1) show that
a) 2(2n-1 C n-1) = (2n Cn)
b) n(2n C n) = (n+1)(2n C n+1)
To prove the given equations, we will use the property of binomial coefficients - Pascal's identity. Pascal's identity states that for any positive integers n and k, the binomial coefficient of n and k can be expressed using the binomial coefficient of n-1 and k-1, and the binomial coefficient of n-1 and k.
a) 2(2n-1 C n-1) = (2n C n)
To prove this equation, let's start by expanding the binomial coefficients on both sides of the equation.

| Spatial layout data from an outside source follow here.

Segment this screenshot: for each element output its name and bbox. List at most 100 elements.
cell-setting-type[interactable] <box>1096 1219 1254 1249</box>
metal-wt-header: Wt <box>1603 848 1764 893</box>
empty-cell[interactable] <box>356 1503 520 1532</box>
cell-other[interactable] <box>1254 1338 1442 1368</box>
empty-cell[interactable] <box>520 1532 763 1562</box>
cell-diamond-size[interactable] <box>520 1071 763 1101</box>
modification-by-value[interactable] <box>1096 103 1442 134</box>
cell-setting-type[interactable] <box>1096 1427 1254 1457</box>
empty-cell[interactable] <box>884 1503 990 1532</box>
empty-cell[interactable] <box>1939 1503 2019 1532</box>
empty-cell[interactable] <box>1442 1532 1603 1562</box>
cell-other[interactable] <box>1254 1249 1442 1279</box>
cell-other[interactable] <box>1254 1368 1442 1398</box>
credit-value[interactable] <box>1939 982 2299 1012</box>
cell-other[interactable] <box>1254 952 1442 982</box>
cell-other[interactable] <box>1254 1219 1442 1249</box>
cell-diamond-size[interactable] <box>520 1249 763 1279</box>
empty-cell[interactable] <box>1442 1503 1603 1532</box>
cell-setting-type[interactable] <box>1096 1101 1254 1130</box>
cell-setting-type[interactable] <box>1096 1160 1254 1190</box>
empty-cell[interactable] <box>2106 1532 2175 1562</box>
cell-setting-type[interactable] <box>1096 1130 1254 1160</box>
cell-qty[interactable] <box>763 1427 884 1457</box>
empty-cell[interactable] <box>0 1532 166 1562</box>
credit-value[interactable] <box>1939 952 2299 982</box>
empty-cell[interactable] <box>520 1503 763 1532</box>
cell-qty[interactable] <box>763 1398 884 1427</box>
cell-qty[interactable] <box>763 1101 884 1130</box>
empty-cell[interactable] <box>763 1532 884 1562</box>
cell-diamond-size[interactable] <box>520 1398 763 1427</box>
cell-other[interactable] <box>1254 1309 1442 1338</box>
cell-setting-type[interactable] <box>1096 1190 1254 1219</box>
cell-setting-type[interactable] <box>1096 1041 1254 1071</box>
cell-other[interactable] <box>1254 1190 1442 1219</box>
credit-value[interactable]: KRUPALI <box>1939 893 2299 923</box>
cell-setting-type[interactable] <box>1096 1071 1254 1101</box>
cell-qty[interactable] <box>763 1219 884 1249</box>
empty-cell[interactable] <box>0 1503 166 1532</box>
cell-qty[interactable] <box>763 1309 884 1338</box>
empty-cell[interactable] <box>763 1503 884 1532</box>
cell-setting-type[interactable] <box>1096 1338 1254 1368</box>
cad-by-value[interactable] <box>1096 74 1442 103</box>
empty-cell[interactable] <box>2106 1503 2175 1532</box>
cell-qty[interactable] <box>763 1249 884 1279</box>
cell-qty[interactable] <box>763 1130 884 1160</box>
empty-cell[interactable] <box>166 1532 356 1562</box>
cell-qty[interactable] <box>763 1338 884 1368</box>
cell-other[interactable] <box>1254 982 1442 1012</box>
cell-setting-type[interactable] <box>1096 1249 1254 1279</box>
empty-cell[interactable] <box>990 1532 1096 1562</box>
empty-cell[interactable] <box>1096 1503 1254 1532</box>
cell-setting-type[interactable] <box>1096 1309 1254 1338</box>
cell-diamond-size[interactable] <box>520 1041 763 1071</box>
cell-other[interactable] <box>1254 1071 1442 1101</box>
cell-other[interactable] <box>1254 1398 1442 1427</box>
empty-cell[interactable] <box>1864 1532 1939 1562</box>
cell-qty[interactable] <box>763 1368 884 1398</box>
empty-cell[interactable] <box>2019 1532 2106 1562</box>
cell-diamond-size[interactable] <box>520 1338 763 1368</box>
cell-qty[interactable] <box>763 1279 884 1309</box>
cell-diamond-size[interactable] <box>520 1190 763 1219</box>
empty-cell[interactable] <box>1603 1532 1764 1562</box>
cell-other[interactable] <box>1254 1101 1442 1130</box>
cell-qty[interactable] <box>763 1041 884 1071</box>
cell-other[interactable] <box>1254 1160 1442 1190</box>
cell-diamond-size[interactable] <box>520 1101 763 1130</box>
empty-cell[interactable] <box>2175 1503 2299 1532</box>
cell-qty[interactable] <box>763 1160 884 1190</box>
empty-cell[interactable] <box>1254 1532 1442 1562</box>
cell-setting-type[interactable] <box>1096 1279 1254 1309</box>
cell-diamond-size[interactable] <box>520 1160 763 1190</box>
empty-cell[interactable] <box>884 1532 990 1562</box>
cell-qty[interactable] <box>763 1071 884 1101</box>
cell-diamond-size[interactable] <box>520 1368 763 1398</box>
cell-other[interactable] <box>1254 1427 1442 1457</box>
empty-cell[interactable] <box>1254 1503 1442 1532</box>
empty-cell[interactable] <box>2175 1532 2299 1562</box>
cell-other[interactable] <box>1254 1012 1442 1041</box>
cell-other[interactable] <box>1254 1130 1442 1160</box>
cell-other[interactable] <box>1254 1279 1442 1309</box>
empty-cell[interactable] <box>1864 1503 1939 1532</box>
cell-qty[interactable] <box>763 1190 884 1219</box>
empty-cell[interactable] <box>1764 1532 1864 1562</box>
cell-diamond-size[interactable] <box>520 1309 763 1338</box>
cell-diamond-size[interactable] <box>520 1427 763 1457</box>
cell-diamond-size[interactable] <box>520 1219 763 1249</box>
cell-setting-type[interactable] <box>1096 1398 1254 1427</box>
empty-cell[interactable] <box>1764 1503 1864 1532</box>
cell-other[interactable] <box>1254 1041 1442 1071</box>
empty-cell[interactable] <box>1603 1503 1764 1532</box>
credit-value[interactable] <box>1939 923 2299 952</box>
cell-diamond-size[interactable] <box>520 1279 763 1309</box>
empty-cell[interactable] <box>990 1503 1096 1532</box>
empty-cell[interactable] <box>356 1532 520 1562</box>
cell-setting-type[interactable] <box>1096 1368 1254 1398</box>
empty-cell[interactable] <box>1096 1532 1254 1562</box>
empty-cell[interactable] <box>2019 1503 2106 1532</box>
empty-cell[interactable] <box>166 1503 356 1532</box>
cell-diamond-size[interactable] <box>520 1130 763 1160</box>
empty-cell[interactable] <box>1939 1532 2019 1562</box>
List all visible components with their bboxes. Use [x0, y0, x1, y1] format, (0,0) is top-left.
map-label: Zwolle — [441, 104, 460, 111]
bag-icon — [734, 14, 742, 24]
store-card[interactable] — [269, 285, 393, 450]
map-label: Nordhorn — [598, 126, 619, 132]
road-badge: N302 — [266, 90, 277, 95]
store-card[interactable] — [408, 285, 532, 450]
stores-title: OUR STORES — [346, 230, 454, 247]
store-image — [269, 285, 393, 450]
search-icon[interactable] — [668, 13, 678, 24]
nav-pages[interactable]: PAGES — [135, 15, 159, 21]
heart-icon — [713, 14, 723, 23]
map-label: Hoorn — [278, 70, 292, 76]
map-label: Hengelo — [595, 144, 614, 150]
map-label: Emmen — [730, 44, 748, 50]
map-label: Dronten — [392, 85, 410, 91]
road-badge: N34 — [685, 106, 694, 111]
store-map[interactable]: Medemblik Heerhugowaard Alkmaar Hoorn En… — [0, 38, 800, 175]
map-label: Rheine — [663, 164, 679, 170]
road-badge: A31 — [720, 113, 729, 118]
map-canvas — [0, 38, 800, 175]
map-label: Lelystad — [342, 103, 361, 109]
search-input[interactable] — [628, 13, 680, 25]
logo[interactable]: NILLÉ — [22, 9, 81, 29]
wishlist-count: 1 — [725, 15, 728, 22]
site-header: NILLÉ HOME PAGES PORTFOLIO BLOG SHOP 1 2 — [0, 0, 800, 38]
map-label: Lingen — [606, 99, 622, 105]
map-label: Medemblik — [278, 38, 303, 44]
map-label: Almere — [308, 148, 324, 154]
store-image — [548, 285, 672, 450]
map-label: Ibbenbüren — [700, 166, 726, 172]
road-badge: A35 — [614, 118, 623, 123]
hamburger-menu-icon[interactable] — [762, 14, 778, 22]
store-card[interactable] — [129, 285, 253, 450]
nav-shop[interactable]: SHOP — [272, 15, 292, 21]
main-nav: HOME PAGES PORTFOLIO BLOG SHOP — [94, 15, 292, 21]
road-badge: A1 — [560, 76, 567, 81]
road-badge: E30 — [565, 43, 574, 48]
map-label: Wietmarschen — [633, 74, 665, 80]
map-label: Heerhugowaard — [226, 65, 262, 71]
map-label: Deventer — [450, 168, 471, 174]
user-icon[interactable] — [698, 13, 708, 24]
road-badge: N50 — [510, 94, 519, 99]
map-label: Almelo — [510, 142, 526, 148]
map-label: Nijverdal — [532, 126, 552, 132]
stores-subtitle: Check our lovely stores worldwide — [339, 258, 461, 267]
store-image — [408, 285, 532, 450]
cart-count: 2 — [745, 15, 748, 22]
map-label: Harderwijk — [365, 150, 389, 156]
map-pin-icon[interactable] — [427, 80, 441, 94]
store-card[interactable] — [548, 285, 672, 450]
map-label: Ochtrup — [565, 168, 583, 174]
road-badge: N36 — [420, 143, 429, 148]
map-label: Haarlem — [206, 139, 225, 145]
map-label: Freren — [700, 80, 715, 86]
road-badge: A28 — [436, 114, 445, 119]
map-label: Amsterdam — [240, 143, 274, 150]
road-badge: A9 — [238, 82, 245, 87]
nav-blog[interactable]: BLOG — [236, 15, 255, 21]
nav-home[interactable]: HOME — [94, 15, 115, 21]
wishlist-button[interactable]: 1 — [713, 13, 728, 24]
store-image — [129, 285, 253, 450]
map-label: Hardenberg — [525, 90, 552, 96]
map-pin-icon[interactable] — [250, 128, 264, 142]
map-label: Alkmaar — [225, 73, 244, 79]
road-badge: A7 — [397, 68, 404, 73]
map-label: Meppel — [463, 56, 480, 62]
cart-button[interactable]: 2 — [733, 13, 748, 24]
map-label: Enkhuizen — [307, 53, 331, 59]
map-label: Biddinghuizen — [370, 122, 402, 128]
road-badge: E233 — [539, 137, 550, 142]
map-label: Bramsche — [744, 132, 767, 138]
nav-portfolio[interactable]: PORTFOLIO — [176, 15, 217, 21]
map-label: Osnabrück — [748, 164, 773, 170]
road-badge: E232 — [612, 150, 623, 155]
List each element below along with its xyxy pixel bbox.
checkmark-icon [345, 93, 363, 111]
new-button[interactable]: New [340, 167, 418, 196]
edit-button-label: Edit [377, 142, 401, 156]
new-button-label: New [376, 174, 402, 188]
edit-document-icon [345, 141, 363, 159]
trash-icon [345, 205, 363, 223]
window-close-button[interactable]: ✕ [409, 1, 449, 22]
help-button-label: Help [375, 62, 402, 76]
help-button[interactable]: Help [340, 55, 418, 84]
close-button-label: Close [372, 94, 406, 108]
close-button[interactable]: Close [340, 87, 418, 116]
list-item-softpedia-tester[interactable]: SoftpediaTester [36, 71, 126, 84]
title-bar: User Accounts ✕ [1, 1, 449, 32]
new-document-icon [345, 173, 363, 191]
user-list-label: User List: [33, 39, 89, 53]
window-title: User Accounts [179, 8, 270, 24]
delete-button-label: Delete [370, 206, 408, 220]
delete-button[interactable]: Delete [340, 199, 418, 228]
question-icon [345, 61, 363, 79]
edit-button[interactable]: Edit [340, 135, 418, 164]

First, let's expand 2(2n-1 C n-1):
2(2n-1 C n-1) = 2 * [(2n-1)! / (n-1)!(2n-1-(n-1))!]
Simplifying this:
2(2n-1 C n-1) = 2 * [(2n-1)! / (n-1)!(n)!(2n-1-n)!(n-1)!]
= 2 * [(2n-1)! / (n)!(n-1)!(2n-2)!(n-1)!]
= 2 * [(2n-1)! / (n)!(n-1)!(2n-2)!]
Next, let's expand (2n C n):
(2n C n) = [(2n)! / (n!(2n-n)!)]
Simplifying this:
(2n C n) = [(2n)! / (n)!(n)!(2n-2)!]
Since (2n-2)! is common in both expressions, let's cancel it out:
2(2n-1 C n-1) = 2 * [(2n-1)! / (n)!(n-1)!(2n-2)!]
= [(2n)! / (n)!(n)!(2n-2)!]
By canceling out common terms, we can see that 2(2n-1 C n-1) = (2n C n).
b) n(2n C n) = (n+1)(2n C n+1)
To prove this equation, let's expand both sides of the equation using binomial coefficients.
First, let's expand n(2n C n):
n(2n C n) = n * [(2n)! / (n!(2n-n)!)]
Simplifying this:
n(2n C n) = n * [(2n)! / (n)!(n)!(2n-2)!]
= [(2n)! / (n)!(n)!(2n-2)!] * n
Now, let's expand (n+1)(2n C n+1):
(n+1)(2n C n+1) = (n+1) * [(2n)! / (n+1)!(2n-(n+1))!]
Simplifying this:
(n+1)(2n C n+1) = (n+1) * [(2n)! / (n+1)!(n)!(2n-n-1)!(n+1)!]
= [(2n)! / (n)!(n+1)!(2n-1-n-1)!] * (n+1)
= [(2n)! / (n)!(n+1)!(2n-2)!(n+1)!] * (n+1)
By canceling out common terms, we can see that n(2n C n) = (n+1)(2n C n+1).
Thus, we have proved both equations.